The material presented
here is not Al-Anon Conference Approved Literature. It is a method
to exchange
information, ideas, feelings, problems and solutions on a personal
level.
I'm well aware over reaction really affected me in every area of my life. By doing a 4th step I can see that I was always in over reaction to the ex A. Even these days I can still be raging and raving about what he did rather than what I thought. The thought came before the deeds and the staying and the tantrums. During the summer (and there were many of them) he was off on his binges for days on end. He cloaked that with he was working non stop and thriving. When he came "home" he was crashing and of course when he came home I was absolutely livid. Raging at a crashing addict is not a great choice but in over reaction I made no choices I simply let it all out. Of course, whatever he did, I took his actions all very personally and saw them as an emblem of my worth. I craved togetherness (which was not possible for him and objectively probably not for me either). I craved a relationship which I had set up in my head as ideal. The overeactions were in relation to that relationship rather than an objective one the one I had with the out of control addict who could not stop using. Objectively I had many many cues that the ex A was not capable of relating he had been to jail for drugs, all his relationships included drugs, he had lost jobs over drugs...the list goes on and on. As I could only be in over reaction I was not able to acknowledge that except on a "how could you" level or a desperate "this relationship can't all have been for nothing". When he disappointed me which was by the hour I raged and raved not about the addict but about the person he was supposed to be because I had decided that was the relationship I needed. I screamed and cried about that relationship rather than the one I had enabling an addict to keep on going no matter what.
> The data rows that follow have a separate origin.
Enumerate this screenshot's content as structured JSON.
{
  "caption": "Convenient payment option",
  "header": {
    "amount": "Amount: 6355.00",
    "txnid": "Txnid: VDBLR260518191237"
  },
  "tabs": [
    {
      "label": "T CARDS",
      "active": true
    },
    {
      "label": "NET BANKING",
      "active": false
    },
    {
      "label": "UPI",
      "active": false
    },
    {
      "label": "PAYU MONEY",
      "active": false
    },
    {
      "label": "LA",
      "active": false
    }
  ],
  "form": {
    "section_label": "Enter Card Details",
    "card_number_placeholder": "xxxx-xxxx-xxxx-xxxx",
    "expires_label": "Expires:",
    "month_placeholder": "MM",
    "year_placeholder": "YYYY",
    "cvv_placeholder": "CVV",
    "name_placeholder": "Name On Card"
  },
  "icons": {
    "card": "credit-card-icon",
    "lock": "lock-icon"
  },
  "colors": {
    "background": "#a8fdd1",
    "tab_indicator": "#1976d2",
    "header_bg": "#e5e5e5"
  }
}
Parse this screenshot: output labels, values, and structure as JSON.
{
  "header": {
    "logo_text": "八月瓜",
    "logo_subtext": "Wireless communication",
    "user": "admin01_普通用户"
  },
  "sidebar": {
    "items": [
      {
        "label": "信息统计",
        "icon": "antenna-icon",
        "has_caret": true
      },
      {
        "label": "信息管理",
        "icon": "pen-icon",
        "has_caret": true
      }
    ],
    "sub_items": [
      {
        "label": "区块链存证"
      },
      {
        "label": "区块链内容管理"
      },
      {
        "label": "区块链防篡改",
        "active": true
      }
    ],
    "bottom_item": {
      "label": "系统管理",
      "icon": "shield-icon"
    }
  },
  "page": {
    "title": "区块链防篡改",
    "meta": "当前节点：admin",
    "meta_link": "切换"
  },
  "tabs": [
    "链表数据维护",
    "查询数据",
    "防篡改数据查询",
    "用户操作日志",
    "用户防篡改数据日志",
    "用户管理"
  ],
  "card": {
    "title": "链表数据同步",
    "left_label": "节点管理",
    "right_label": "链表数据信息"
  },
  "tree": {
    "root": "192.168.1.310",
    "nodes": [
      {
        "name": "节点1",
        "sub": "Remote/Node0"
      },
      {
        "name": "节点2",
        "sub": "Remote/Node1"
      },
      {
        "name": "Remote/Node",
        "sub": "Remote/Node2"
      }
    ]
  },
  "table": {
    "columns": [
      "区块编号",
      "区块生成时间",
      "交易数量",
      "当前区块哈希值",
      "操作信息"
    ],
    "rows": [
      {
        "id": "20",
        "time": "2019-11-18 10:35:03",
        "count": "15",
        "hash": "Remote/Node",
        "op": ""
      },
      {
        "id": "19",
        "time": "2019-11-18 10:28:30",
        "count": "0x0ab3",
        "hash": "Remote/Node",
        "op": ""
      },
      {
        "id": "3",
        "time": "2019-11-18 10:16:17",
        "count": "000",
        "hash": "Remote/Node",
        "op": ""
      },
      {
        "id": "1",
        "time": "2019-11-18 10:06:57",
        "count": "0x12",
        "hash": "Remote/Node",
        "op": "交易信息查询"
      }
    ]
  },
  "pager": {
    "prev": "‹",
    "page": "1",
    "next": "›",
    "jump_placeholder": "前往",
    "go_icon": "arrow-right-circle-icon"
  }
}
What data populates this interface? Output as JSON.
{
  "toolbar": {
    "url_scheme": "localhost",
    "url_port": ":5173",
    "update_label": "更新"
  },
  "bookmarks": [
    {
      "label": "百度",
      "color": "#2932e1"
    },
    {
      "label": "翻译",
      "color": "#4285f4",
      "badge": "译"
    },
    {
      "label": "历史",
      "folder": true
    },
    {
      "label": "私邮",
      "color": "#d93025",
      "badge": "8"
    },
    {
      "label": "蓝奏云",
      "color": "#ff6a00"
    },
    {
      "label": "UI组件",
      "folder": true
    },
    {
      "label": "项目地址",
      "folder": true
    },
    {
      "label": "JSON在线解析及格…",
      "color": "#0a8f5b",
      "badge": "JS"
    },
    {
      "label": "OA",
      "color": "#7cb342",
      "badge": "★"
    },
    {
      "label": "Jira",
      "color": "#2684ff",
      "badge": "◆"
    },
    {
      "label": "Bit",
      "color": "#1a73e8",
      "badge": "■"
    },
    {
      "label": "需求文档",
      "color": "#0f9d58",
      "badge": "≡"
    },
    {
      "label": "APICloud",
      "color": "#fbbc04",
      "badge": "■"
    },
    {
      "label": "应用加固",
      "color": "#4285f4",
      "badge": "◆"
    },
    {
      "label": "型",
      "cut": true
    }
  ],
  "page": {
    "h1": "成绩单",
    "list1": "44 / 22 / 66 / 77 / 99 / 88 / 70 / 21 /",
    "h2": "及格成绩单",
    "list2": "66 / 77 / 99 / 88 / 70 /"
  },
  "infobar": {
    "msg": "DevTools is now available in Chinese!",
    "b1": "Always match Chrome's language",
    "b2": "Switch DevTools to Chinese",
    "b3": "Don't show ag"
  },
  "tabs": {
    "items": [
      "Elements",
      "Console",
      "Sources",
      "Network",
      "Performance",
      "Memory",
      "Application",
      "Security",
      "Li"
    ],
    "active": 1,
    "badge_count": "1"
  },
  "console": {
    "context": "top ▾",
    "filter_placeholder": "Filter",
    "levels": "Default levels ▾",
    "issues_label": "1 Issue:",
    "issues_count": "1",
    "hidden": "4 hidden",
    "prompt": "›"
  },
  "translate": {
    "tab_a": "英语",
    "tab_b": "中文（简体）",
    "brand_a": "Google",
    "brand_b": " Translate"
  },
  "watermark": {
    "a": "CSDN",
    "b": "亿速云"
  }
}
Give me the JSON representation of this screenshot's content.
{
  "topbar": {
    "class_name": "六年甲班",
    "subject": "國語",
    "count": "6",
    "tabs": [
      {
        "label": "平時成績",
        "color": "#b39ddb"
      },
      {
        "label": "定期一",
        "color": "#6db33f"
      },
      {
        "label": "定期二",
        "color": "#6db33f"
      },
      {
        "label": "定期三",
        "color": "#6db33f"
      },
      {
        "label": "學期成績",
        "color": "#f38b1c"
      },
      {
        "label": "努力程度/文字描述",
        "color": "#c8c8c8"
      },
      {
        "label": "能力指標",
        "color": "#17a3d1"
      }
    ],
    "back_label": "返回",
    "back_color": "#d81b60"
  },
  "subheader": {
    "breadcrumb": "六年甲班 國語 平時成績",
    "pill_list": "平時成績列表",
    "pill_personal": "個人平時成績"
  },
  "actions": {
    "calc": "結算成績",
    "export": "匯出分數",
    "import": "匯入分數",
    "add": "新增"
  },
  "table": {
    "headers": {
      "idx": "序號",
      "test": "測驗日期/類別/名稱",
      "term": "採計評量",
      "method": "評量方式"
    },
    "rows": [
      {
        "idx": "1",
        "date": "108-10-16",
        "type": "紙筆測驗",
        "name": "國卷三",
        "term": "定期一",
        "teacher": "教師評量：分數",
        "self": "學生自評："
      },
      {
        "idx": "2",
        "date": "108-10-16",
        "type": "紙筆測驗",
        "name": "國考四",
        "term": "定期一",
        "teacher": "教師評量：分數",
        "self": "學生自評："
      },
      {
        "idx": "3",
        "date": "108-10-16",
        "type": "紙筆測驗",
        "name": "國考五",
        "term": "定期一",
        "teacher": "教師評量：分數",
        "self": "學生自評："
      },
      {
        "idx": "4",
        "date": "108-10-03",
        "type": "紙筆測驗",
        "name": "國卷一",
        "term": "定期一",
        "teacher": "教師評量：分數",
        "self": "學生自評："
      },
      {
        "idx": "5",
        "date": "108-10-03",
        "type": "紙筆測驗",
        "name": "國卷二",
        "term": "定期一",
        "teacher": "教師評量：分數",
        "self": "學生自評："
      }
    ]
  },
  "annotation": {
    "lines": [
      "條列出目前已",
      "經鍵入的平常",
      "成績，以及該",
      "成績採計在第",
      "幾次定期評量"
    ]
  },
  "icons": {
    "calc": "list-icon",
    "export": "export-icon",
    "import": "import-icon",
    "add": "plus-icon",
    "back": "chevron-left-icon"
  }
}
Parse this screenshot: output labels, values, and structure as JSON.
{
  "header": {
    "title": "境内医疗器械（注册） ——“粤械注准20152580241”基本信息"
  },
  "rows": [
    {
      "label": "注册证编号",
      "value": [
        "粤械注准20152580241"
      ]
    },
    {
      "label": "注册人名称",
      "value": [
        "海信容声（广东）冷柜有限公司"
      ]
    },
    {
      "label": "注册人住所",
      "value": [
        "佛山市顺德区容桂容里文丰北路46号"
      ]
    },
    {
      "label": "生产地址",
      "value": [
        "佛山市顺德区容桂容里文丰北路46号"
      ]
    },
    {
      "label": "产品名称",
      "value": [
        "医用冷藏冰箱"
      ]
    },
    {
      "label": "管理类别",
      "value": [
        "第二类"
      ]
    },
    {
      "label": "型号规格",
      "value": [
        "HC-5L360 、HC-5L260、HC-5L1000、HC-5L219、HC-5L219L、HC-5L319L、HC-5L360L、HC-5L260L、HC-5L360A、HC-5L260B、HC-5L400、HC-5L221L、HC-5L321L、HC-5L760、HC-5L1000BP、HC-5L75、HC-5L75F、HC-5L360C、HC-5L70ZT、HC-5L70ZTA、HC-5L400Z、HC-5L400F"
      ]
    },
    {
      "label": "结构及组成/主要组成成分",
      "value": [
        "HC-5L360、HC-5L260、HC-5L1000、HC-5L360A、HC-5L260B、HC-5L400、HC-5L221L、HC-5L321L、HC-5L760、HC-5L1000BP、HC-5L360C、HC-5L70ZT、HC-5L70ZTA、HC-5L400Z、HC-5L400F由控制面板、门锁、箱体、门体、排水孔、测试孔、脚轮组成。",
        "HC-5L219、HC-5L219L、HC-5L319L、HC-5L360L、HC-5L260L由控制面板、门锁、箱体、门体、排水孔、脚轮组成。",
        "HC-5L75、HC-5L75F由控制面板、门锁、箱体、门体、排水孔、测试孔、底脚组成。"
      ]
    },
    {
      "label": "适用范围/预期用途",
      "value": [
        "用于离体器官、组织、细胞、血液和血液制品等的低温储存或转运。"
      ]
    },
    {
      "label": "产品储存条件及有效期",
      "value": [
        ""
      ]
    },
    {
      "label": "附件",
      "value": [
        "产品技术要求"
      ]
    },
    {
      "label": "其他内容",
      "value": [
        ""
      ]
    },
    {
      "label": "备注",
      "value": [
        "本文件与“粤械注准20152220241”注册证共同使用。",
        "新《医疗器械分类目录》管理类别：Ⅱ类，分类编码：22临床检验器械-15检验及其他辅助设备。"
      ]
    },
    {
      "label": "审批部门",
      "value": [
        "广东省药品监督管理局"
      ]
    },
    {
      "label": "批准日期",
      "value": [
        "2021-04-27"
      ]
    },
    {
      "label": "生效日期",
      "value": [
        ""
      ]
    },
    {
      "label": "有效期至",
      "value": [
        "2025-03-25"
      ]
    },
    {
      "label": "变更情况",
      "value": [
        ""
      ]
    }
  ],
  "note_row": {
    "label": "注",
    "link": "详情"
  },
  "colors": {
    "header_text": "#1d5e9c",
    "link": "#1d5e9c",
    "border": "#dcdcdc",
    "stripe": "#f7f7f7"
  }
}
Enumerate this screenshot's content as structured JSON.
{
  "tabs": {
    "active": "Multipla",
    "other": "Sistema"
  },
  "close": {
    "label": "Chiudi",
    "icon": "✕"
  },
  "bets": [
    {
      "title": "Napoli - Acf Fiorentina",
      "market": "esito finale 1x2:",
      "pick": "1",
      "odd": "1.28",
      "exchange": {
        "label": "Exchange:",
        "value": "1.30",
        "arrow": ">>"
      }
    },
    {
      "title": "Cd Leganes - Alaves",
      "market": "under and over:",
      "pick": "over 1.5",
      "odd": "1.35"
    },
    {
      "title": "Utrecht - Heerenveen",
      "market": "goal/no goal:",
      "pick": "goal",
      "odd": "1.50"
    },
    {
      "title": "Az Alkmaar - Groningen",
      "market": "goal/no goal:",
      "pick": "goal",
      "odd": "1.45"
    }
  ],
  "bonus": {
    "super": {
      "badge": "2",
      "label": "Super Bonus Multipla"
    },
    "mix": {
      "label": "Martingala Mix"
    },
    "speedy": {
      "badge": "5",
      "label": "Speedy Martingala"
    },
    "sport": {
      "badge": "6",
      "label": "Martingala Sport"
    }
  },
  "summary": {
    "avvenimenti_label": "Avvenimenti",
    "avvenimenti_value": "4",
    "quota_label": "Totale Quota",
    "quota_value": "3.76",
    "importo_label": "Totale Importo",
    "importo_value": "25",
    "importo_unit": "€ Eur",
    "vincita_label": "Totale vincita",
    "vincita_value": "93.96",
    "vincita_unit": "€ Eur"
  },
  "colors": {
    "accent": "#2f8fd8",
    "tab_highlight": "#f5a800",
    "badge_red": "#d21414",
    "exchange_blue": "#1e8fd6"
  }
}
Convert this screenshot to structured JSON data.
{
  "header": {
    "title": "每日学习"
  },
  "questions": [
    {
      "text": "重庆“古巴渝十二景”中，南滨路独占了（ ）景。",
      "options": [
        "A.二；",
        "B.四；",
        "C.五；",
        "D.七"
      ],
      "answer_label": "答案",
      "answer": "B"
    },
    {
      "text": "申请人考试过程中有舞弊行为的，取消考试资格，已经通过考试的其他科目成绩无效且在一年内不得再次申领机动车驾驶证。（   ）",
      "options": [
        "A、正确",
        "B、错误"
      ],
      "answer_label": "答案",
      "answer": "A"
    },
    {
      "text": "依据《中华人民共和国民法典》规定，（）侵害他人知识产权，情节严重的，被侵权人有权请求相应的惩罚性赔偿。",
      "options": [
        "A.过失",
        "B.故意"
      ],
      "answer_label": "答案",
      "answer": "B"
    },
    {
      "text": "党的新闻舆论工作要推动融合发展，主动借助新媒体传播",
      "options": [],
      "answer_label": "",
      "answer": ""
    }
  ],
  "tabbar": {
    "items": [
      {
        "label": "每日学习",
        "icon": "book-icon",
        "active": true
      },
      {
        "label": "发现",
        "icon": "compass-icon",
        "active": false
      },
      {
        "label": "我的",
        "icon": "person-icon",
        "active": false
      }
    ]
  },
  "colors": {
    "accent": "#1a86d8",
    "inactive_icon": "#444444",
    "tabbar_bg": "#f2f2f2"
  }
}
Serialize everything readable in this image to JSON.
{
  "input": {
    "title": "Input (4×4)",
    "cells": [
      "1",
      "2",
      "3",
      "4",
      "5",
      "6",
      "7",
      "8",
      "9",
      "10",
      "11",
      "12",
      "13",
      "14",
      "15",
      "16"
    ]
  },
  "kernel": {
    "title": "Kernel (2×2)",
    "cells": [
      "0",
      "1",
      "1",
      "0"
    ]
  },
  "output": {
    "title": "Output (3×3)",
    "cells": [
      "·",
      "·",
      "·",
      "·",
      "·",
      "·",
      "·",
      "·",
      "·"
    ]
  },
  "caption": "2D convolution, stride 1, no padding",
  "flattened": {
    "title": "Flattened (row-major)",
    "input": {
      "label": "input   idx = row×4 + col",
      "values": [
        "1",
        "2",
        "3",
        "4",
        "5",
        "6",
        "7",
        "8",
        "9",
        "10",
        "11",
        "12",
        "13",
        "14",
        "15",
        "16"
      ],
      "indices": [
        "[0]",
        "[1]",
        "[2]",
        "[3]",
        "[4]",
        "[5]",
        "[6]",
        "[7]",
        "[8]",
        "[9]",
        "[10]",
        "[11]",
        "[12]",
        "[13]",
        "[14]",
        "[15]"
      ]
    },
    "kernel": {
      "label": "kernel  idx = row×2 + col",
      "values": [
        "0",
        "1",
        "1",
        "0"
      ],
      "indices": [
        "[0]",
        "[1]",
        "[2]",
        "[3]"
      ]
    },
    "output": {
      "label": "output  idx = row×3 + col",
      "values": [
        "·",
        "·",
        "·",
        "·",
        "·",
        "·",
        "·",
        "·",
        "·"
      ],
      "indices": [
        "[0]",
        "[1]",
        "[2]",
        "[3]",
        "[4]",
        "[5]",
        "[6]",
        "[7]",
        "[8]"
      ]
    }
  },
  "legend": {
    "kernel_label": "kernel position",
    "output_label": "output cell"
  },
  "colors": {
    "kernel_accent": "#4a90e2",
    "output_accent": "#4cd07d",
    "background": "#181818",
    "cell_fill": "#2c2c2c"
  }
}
Over reacting in many areas of my life is a real issue. Of course I have many triggers and to some respect I have to work through those (not merely acknowledge them). At the same time on many many levels I have to let go of the relationships I set up and be in acceptance of the objective ones I have. The grieving is not for the situation it is for the relationships I never had in the first place.
I screamed and cried about that relationship rather than the one I had enabling an addict to keep on going no matter what.
The grieving is not for the situation it is for the relationships I never had in the first place.
Maresie.
Dear Maresie
What an insightful post. Over reacting demanding a relationship that should have/ could have been but NEVER was!!! WOW.
You have described my pre alanon coping tools and weapons. Denial of the reality of the actual situation and the Pretending in my mind that things were fine and that everything would work out then:
The complete melt down Over Reaction when my unrealistic expectations were not met!!!
Your post also reminded me of my feelings about who I was etc. I always thought that I was a quick thinker because I reacted instantly to situations and never stopped to think. The truth is that I was not Thinking at all I was Reacting.
Like you suggested , by Re Acting I was held prisoner to everyone else's thoughts and ideas, because I feed off their actions.
Alanon taught me not to ever React but to ACT and then Respond. Act, Respond two very powerful words that I did not understand before this program .
I hear your acting and responding in many of your posts and see that you have learned the important difference
Maresie...I relate. I was professional grade at over reacting...nuclear power, over the top, "we have a liftoff" into orbit over reaction. It was masterful, great, ominous, powerful, sinsiter and sick. I lost a lot of brain and body cells over reacting not to mention many relationships. For me the solution came right in that little 3 second or however long a pause between what set me off and the reaction. It was in that 3 second period of time that I find my HP and ever since then when I start to get set off and before I react it enter that 3 second period of time and focus upward asking the question, "what do you see that I need to do here and how do you want me to do it?" Often times the solution is just "Don't react"...do nothing just accept.
Maresie, I really identify with your disappointment in your relationship. I too crave having a real "Partner" instead of an adversary. I long for tenderness and affection...and never get it from my wife.....quite the opposite at times. I'm just starting out again with all this but I feel so desperate that I will literally take any alanon advice I can find right now.....so I keep working the program, or trying to at least.